Getting Streaming Audio, Connecting Your Soundboard, Recording Audio, And Chatbot In Jitsi Meet – All In Just A Browser Window
One of the biggest gaps when moving away from Discord — at least for me and my group — are some of the specific bots and services that can be used with our group calls.
I do NOT mean AI-powered chatbots. These are utility programs.
Specifically, there’s four things that we tend to use:
- A text chat bot for die rolling and simple reminders
- Audio streaming from an MP3 or OGG streaming station
- Using a local soundboard (the quite excellent Kenku-FM)
- Audio recording (we’ve been using Craig, which is currently Discord-specific)
With the exception of recording, there are not official ways to do this, and I was concerned that the processing demands of the official recording solution (Jibri) would exceed the hardware for the decade-old laptop I’m building all of this on.
I did find some scripts that had limited functionality, required adding a browser extension, or hadn’t gotten updates since before the pandemic, but found them not meeting the needs of this project in some fashion.
Using those as a base or inspiration, and with a non-trivial amount of help from an LLM (1), I developed and tested a solution for all of the above that works in your browser, without installing anything (2), and without being a huge change to your workflow (3).
ASIDE: A big caveat is that any of the audio functions effectively require you to use a self-hosted Jitsi Meet server due to the way that the public instance does shard load balancing. (4)
The quickstart? Go to the GitHub pages page for the project in a new tab https://uriel1998.github.io/jitsi-bot/. It will load all four bots into iFrames in that tab, where you can toggle them independently. Put your conference URL into the appropriate field, and click “Toggle Bot”. It’ll reload in that frame and connect; the field will change colors once it’s connected. You can also see a log if you scroll down inside the iFrame.
See also How To Backfill Text Channels From Discord To NextCloud Don’t like the iFrame? Then load the bot you want separately:
https://uriel1998.github.io/jitsi-bot/streaming/streaming.html
https://uriel1998.github.io/jitsi-bot/soundboard/soundboard.html
https://uriel1998.github.io/jitsi-bot/chatbot/chatbot.html
https://uriel1998.github.io/jitsi-bot/recording/recording.html
The chatbot has quite a few commands; try !command to start. It includes a die roller, card shuffler and drawer, text tarot card draw, and being able to respond with text files. You can put your own text in (if you run the bots locally) to meet your needs.

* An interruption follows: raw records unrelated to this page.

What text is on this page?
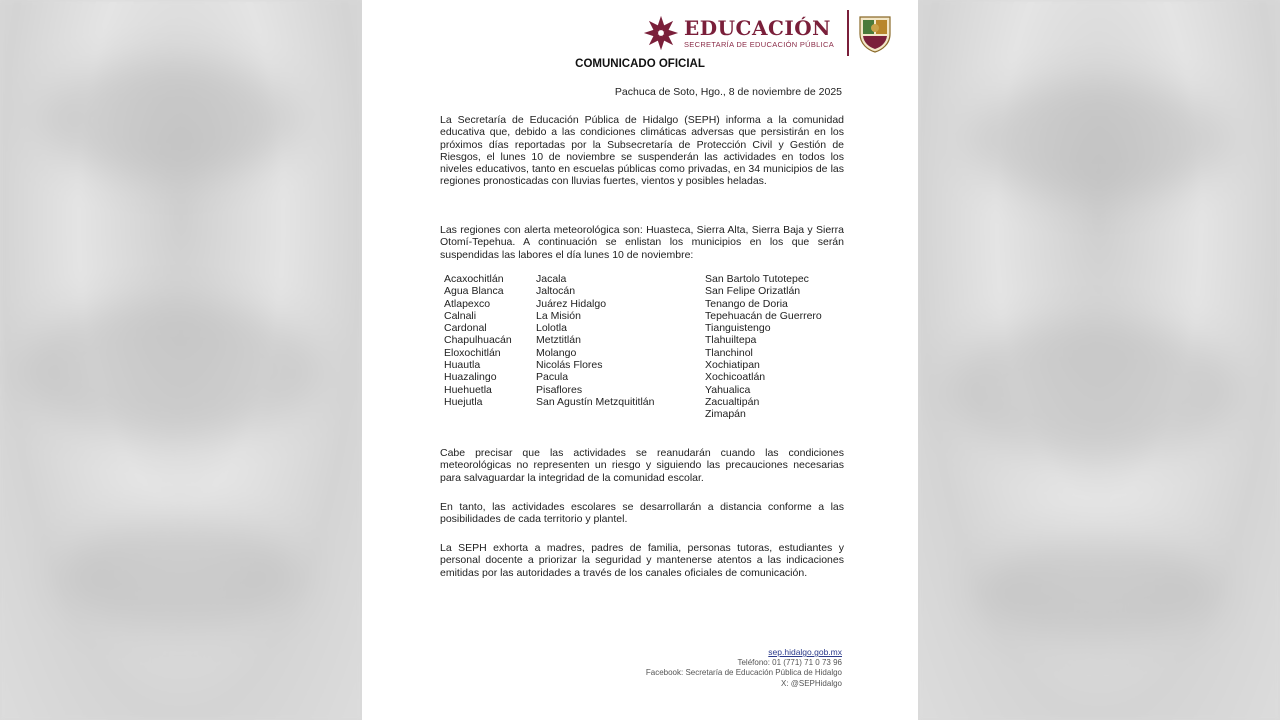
EDUCACIÓN
SECRETARÍA DE EDUCACIÓN PÚBLICA
COMUNICADO OFICIAL
Pachuca de Soto, Hgo., 8 de noviembre de 2025
La Secretaría de Educación Pública de Hidalgo (SEPH) informa a la comunidad educativa que, debido a las condiciones climáticas adversas que persistirán en los próximos días reportadas por la Subsecretaría de Protección Civil y Gestión de Riesgos, el lunes 10 de noviembre se suspenderán las actividades en todos los niveles educativos, tanto en escuelas públicas como privadas, en 34 municipios de las regiones pronosticadas con lluvias fuertes, vientos y posibles heladas.
Las regiones con alerta meteorológica son: Huasteca, Sierra Alta, Sierra Baja y Sierra Otomí-Tepehua. A continuación se enlistan los municipios en los que serán suspendidas las labores el día lunes 10 de noviembre:
Acaxochitlán
Agua Blanca
Atlapexco
Calnali
Cardonal
Chapulhuacán
Eloxochitlán
Huautla
Huazalingo
Huehuetla
Huejutla
Jacala
Jaltocán
Juárez Hidalgo
La Misión
Lolotla
Metztitlán
Molango
Nicolás Flores
Pacula
Pisaflores
San Agustín Metzquititlán
San Bartolo Tutotepec
San Felipe Orizatlán
Tenango de Doria
Tepehuacán de Guerrero
Tianguistengo
Tlahuiltepa
Tlanchinol
Xochiatipan
Xochicoatlán
Yahualica
Zacualtipán
Zimapán
Cabe precisar que las actividades se reanudarán cuando las condiciones meteorológicas no representen un riesgo y siguiendo las precauciones necesarias para salvaguardar la integridad de la comunidad escolar.
En tanto, las actividades escolares se desarrollarán a distancia conforme a las posibilidades de cada territorio y plantel.
La SEPH exhorta a madres, padres de familia, personas tutoras, estudiantes y personal docente a priorizar la seguridad y mantenerse atentos a las indicaciones emitidas por las autoridades a través de los canales oficiales de comunicación.
sep.hidalgo.gob.mx
Teléfono: 01 (771) 71 0 73 96
Facebook: Secretaría de Educación Pública de Hidalgo
X: @SEPHidalgo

The soundboard bot will accept any audio through the virtual microphone, so if you’d rather play your local music player through there instead of the streaming version, go for it!
The recording bot will record audio tracks per-speaker and as a single combined whole. It will save the audio in chunks as .webm files every few minutes, so when prompted, tell your browser to save that filetype automatically.
For example, you can see the various “parts” here in this screenshot, as well as the script that will combine them all automatically.
That is both to allow the script to run in a smaller memory space and to protect against data loss if something crashes. There’s a merge_recordings script in the repository for Linux, Windows, and Macs to automatically stitch them together with ffmpeg and clean it all up.
You can see the rest of these guides for moving away from Discord to NextCloud and Jitsi Meet on previous posts on my blog.
https://www.youtube.com/watch?v=Z_Lgwfvai_w
Featured Image by Alexandra_Koch from Pixabay
See also How To Self-Host Jitsi Meet For Audio (or Video) Calls (1) Because I know this is contentious for some folx: I know enough to follow the structure, but I don’t know the specific syntax and commands to achieve specific goals. I also am not claiming any authorship or copyright on these scripts; any restrictions on their use is based off of the license of the code that was used for a base/inspiration. While functional, they are intended to be proof-of-concept. The idea is to maximize the public good against the use of the LLM to assist me in developing these.
(2) Okay, technically you need a virtual microphone for the soundboard bot and ffmpeg for merging recordings for the recording bot. Get a free virtual microphone without having to use OBS: Windows,Linux,Macs. Get ffmpeg : FFmpeg download page (Windows builds), FFmpeg download page (Linux packages), Homebrew ffmpeg formula
(3) I have touched base or put in issues with the dev team for both Craig and Kenku. Craig’s development team pointed me (ironically) to their Discord; I’ve not seen a response from Owlbear Studio. However, see #1 above; PLEASE use this proof of concept to do something better.
(4) If there’s a way around it without running a headless browser as a client, I cannot figure it out. If the Craig dev team, Owlbear, or any other coder want to focus on a value-add beyond these, PLEASE use this proof of concept to do something better.